Citizendium Blog

July 24, 2007

A Citizendium Web Directory?

Filed under: Project growth, Web 2.0, Theory — Larry Sanger @ 6:54 am

As you might know, we’re deep in development of an expansion of the Citizendium’s scope.  The basic idea is that we’re going to have different kinds of reference material on subpages of encyclopedia article pages.

Link lists are one sort of subpage we’re talking about.  Here are some policy guidelines I wrote up today for link pages.

I think that ultimately, a really successful Citizendium collection of Links pages would constitute a very useful Web directory, with three advantages over previous directories: (1) links would have been chosen for quality first and foremost, and ultimately vetted by experts, (2) it will be very easy to prevent “link spam” given the way our community is set up, and (3) the links would be filed under an ever-expanding, very fine-grained category scheme. The result could be used by search engines, via various algorithms, to drive the selection of higher-quality search results. The result, one hopes, is that the highest-quality results would be more likely to float to the top of search results.

This is what I argued in a keynote delivered at the Consortium of Liberal Arts Colleges Annual Meeting, Reed College, June 13, 2007: What should we do about Internet “cruft”? Toward knowledge-rich websites

Here are some excerpts.

But hardly anybody would say that search is a “solved problem.” Some people complain a lot about the vast quantities of garbage online—especially educators, librarians, and journalists.  These are the traditional gatekeepers of information. Many of them are dismayed that so much biased, misleading, and outright wrong information is available so easily. Many also are troubled by the amount of “junk information”: they find too much that is trifling, unimportant, and insubstantial, the mental equivalent of junk food.

Of course, you might think, how could we do anything about Internet cruft, anyway? You can’t stop it; that’s like trying to stop the tide. You might not be able to stop the existence of cruft, but there are certainly ways to avoid seeing it.

But I’m getting ahead of myself. The first step in deciding what to do about cruft is to ask whether there really is a problem in the first place—and if so, what precisely the problem is.

After all, a lot of people would say there’s no problem at all. I can hear you saying—and I’d agree with you—that the existence of so much wrong and lightweight information on the net is an inevitable and not particularly troubling byproduct of a wonderful new development, that everyone is now empowered to reach a worldwide audience. You might as well complain that people say all sorts of false things in the privacy of their own homes. That’s just a consequence of freedom of speech.

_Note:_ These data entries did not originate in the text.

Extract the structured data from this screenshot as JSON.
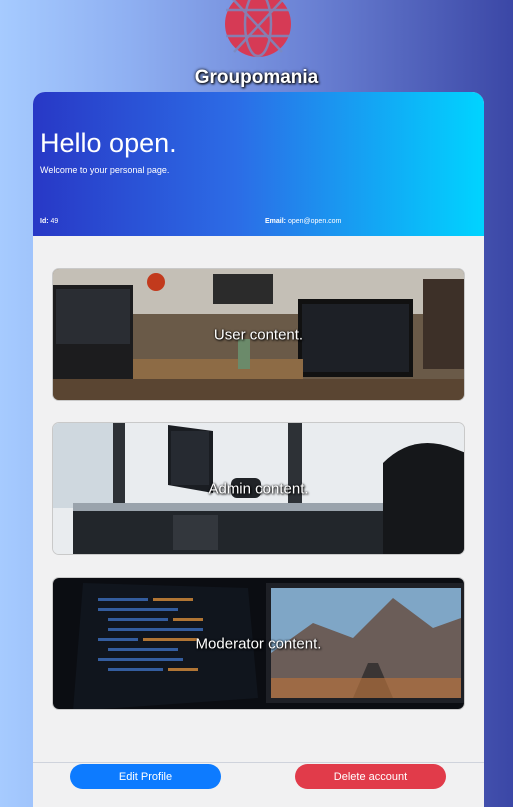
{
  "brand": {
    "name": "Groupomania",
    "logo_icon": "globe-icon",
    "logo_color": "#d63a55"
  },
  "profile": {
    "greeting": "Hello",
    "username": "open.",
    "welcome": "Welcome to your personal page.",
    "id_label": "Id:",
    "id_value": "49",
    "email_label": "Email:",
    "email_value": "open@open.com"
  },
  "tiles": [
    {
      "label": "User content.",
      "image": "office-desks-photo"
    },
    {
      "label": "Admin content.",
      "image": "monitor-desk-photo"
    },
    {
      "label": "Moderator content.",
      "image": "code-monitors-photo"
    }
  ],
  "actions": {
    "edit_label": "Edit Profile",
    "delete_label": "Delete account",
    "edit_color": "#0d7bff",
    "delete_color": "#e13b4a"
  }
}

I think there is a problem, but the problem isn’t with the expanding scope for free speech that the Internet makes possible. That, I think, is a very positive thing. So what is the problem about “Internet cruft”?

So Internet cruft is not a problem merely because it exists, but because of the use to which we put it. Often, a lot of what you and I might call cruft isn’t meant to serve as a definitive presentation of some information. When somebody makes a YouTube video of the funny noises her cat makes, she isn’t acting as a serious documentary producer. She’s just some random person who wants to share a funny video. Usually, what we see online is just the humble perspective of one person, or of a group of amateurs having fun together—and there’s nothing wrong with that, in itself.

The problem arises when we sit down to use our search engine of choice and actually look for facts, to get a balanced and well-informed perspective on things. The problem is about finding good information, not about the mere existence of bad information.

Thing is, there’s tons of good information online. So maybe we can put the problem this way: why is good information so hard to find?

At this point, you might well be wondering if there really is any problem about Internet cruft at all. So let me tell you, finally, what I really think.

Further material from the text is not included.